Chramir t1_j64xwtj wrote
They made a estimate of how many words are there in every youtube video uploaded. That estimate is calculated by the total runtime of all the videos multiplied by average word count in a conversation per given time. And the total words are devided by the number of words in a average book. To get a 'books size'.
I don't know, but that just seems kinda iffy. First youtube videos are rarely a back and forth conversation. And secondly it's like pointing to a skyscraper and saying it's like a big sandcastle because sand is used in concrete.
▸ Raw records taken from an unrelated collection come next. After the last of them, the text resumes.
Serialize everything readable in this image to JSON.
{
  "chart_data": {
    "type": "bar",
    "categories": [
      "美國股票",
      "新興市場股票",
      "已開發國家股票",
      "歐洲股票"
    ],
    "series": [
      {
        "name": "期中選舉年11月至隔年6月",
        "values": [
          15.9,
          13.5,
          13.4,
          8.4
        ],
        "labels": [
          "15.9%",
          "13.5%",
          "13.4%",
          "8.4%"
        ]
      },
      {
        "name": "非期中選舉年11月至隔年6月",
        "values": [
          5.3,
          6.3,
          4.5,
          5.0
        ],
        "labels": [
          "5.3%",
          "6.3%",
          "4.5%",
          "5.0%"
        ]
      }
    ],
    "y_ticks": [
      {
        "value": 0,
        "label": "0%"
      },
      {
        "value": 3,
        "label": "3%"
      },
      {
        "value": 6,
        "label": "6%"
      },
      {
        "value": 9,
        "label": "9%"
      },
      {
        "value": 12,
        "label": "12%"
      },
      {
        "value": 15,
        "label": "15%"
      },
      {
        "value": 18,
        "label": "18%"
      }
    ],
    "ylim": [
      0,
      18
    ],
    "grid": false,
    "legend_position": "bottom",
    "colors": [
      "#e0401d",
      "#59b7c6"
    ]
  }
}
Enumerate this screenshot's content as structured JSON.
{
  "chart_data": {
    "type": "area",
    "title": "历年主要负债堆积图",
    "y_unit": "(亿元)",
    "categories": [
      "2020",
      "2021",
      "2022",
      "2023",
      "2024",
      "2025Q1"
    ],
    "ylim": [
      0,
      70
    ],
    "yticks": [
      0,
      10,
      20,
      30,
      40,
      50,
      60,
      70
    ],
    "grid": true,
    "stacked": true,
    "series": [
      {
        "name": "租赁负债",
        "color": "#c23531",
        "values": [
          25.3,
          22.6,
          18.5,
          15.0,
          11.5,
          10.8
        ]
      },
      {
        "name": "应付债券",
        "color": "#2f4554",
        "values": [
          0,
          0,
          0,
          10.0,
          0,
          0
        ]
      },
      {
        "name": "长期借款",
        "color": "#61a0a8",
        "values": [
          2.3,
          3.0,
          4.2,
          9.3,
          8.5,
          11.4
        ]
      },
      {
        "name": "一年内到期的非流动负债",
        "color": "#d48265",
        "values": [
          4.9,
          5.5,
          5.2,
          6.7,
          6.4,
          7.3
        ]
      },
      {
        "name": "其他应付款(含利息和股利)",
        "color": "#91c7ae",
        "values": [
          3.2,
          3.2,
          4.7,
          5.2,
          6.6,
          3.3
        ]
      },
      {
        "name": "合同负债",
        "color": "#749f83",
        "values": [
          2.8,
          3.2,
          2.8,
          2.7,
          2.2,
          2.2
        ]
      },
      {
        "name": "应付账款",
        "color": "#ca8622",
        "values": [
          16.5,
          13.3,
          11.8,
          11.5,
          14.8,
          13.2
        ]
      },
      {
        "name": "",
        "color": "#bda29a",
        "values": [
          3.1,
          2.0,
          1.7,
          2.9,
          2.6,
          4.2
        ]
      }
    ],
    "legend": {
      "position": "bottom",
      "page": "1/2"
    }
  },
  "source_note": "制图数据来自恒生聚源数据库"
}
Edit: grammar and added the 'word count' estimate explanation.
tomiwa1a t1_j6bb8e8 wrote
Exactly! This is how it works.
I agree it's not perfect, but remember, Youtube itself is not a library so any comparisons to real libraries will require some degree of approximation. You can think of it as an approximate estimate or my preferred term, a Fermi Estimate.
Lyndon91 t1_j650wlw wrote
Don’t get how it makes sense. Is the book equivalent to the video once it’s been transcribed?
Lirlya t1_j65g2ta wrote
Your missing Hella lot of librairies in your data source
tomiwa1a t1_j69illm wrote
Which ones are missing?
[deleted] t1_j6bsymh wrote
[removed]
actvdecay t1_j61a7j7 wrote
I wonder what a AI chat bot trained on YouTube library would say…
[deleted] t1_j63ec5c wrote
[deleted]
simonezchen OP t1_j603wgp wrote
Source: https://docs.google.com/spreadsheets/d/1UbekWhTLJKQj6ZLipg1R269CQ8g0ACDbzPRDFN14inc/edit?usp=sharing
Tool: Canva
Check out more about our AI Search Engine: https://atila.ca/blog/tomiwa/atlas
DenL4242 t1_j60ko3y wrote
If Mt. Everest were a cow, it would be the largest cow on earth.